I've memories of previous generations of family arguing about politics; one uncle told me, long after I'd lost both my parents, that my father had far-out ideas and didn't understand running a business. Is it worse now? Has the meanness of that old Red Scare era returned with a vengeance? (PS: How the meaning of the term "Red" has changed!!) My very extended family has more than one Trump fan, including one younger sibling who is irascible and refers to some of us in the family in harsh ways and thinks we are naïve idiots. There is literally no possible discussion, and he hints at cutting off contact if sent articles from news sources he dislikes.
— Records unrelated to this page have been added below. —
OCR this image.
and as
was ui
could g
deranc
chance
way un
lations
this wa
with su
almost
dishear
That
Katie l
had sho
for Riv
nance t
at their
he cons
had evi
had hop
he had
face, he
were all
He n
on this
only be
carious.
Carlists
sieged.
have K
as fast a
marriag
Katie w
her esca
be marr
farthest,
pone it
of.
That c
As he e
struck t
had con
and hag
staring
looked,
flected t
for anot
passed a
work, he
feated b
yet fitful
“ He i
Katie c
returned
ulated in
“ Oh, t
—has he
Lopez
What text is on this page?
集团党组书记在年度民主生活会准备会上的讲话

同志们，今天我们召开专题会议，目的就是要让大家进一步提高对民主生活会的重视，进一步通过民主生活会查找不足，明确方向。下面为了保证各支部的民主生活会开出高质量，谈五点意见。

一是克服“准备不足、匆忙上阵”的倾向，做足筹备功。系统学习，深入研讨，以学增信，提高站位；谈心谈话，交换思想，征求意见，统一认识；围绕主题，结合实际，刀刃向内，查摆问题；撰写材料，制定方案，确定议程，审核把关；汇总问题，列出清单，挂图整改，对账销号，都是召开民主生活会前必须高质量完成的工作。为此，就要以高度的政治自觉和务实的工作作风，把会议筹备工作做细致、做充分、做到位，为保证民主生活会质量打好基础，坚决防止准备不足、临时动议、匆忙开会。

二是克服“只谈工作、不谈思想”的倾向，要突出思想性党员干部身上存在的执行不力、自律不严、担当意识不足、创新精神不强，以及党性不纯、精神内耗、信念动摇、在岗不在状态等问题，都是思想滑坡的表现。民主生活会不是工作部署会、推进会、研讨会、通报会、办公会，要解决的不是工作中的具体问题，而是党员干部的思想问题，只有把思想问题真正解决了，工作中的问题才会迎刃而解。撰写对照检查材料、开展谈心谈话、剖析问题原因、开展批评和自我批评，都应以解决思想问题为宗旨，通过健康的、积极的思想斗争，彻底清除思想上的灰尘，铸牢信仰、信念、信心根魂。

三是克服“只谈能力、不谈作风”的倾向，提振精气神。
He wants to live in his bubble. His grown children hid their getting vaccinated from him and his wife as long as they could. One of my cousins has a husband who has always been a Republican and has not listened for several years to another news channel than the "Non-news news channel." He and my cousin have families with deeply divided views, and among them they avoid any discussion whatsoever of issues that could otherwise lead to vehement disagreement in order that grandparents can continue to see grandchildren. I perceive there are many liberals who do not take into account the variety of people who populate the "Republican" landscape and the variety of experiences that motivates them to stick to a voting pattern. It might soften the dialogue and lead to better word choices among candidates. I think of a person I know who was a single mom who struggled, a hard worker for years and lifelong Republican. After Hillary Clinton used the word deplorables, I saw my friend and her husband out East. I was shocked that they were "wounded," saying they personally had been called names and branded as deplorable. They sounded defensive and entrenched in 2015, and no less so today. They only watch Fox News. People have backed into positions, gotten defensive, and identify with something and can't get beyond it. Unless the more liberal elements can appeal to this group, we are in for trouble.